For instance, the words for numbers one to ten are very similar in disparate languages. Is this a crazy, crazy coincidence, or do the disparate languages come from a shared root?
This hypothetical language for which we don’t have hard evidence is called Proto-Indo-European—that is, a language that was the “prototype” for many languages spoken in Europe and in India. Some of these languages are now dead, and others are alive and well, thank you very much . . . like, you know, English, for chrissakes.
Misleading as it may seem, this post isn’t about the Proto-Indo-European hypothesis. It’s about the things we believe in, and the reasons why we believe them.
“Do you believe in a Supreme Being?” It’s perhaps more constructive to ask the question like this: “What suits you better, to believe in a Supreme Being or not to believe in a Supreme Being?” What suits you better, to believe in a hopeful future or to believe in doom? What suits you better, to believe that animals have self-awareness or that they're a bundle of reflexes? What suits you better, to believe that mathematics is exciting or boring? If you adamantly affirm that mathematics is boring, you’re saying that at least for now it suits you better to believe that mathematics is boring. You're making a statement about yourself, not the thing or person or idea in question. And this is inevitable: any one thing is what you make of it, and the "you" in it is primary, the "thing" is secondary.
It suits me to believe in the Proto-Indo-European hypothesis. It stimulates my imagination, it leads me to seek connections among words and among languages, it invites me to study history and geography and linguistics. In my head trip (my subjective response, informed by my subjective filters), this ancestral language was deeply rooted in nature and full of symbolic dimensions born of the mysteries of existence. No, I can’t prove any of it; no, I don’t know what I'm talking about; yes, I like believing in it because it gives me—here, now!—a feeling of rootedness and integration.
Suppose the Proto-Indo-European hypothesis will be debunked one of these days: a geologist or a psychiatrist or an albino raccoon from outer space will demonstrate that the hypothesis is a fabrication, a delusion, a HOAX! It’s not going to change anything for me. I’ll carry on believing in it, because I like it; it’s meaningful to me, it’s beautiful, just beautiful.

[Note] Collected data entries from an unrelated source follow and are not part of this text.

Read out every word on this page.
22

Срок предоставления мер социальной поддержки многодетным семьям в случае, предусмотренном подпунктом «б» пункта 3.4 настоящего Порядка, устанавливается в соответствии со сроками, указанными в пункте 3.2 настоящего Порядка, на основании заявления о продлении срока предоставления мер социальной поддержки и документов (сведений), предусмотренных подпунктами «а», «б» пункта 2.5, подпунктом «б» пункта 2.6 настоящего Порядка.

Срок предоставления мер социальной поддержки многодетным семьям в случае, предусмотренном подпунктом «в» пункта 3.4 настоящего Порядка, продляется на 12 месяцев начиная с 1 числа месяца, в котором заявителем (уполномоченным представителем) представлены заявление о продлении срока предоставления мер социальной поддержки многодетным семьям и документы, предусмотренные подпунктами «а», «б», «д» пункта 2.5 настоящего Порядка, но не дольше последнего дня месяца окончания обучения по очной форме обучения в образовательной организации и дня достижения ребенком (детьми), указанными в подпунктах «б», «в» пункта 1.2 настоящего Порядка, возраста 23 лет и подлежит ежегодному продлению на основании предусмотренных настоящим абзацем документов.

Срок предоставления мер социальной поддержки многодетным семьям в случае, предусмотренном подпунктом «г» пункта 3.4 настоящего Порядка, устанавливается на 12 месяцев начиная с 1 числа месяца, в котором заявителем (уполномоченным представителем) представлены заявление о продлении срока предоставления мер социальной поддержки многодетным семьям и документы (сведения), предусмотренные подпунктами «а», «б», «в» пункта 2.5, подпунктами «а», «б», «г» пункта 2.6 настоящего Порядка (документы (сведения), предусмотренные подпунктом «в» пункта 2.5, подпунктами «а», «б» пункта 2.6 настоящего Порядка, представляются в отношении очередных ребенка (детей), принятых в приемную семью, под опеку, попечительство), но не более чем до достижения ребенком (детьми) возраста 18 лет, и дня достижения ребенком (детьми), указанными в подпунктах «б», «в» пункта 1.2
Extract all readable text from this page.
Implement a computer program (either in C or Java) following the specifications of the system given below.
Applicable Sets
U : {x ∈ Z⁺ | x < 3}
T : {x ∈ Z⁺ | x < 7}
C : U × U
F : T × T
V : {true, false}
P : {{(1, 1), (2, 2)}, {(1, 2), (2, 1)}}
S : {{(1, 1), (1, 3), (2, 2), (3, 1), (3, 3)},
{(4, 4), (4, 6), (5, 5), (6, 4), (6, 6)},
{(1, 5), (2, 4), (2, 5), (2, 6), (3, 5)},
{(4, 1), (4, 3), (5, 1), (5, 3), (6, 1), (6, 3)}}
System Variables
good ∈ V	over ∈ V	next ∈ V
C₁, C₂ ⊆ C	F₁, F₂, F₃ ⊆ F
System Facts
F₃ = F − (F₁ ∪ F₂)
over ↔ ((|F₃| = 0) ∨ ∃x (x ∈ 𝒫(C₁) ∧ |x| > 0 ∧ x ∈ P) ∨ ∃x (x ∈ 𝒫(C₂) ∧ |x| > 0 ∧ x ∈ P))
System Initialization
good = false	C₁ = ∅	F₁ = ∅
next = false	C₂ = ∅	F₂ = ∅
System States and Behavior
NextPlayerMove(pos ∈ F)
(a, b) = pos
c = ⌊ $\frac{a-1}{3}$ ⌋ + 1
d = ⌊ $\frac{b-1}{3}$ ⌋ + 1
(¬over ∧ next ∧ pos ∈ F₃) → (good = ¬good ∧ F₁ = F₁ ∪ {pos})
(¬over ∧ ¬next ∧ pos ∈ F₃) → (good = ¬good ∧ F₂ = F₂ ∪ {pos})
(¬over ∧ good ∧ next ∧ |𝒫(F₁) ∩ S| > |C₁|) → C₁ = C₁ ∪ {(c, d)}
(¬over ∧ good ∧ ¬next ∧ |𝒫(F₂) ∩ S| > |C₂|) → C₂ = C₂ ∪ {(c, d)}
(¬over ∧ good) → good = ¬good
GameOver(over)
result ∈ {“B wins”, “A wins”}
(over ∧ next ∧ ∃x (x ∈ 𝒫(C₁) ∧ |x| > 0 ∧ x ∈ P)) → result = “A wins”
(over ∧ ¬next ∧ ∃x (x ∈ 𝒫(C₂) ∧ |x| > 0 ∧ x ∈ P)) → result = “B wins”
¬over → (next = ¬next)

As you can see, the speculative and hypothetical Proto-Indo-European (PIE) root for the word "beauty" is related to the idea of reverence. It proves!—beyond a shade of doubt!—how poetic and integrative our ancestral language was! (It proves no such thing, of course; I'm having a head trip and enjoying myself, and teasing myself about how silly I am at the same time that I state an actual belief of mine. Exclamation marks are obligatory when you're incoherent and drunk-happy.)
Your beliefs may be completely different from mine, but you and I are alike in that we believe what suits us, temperamentally and culturally. From hard facts, from soft facts, from un-facts and anti-facts we build our personal narratives through filters of which we aren't always aware. Let's respect the facts, acknowledge the filters, and assume full ownership of our beliefs.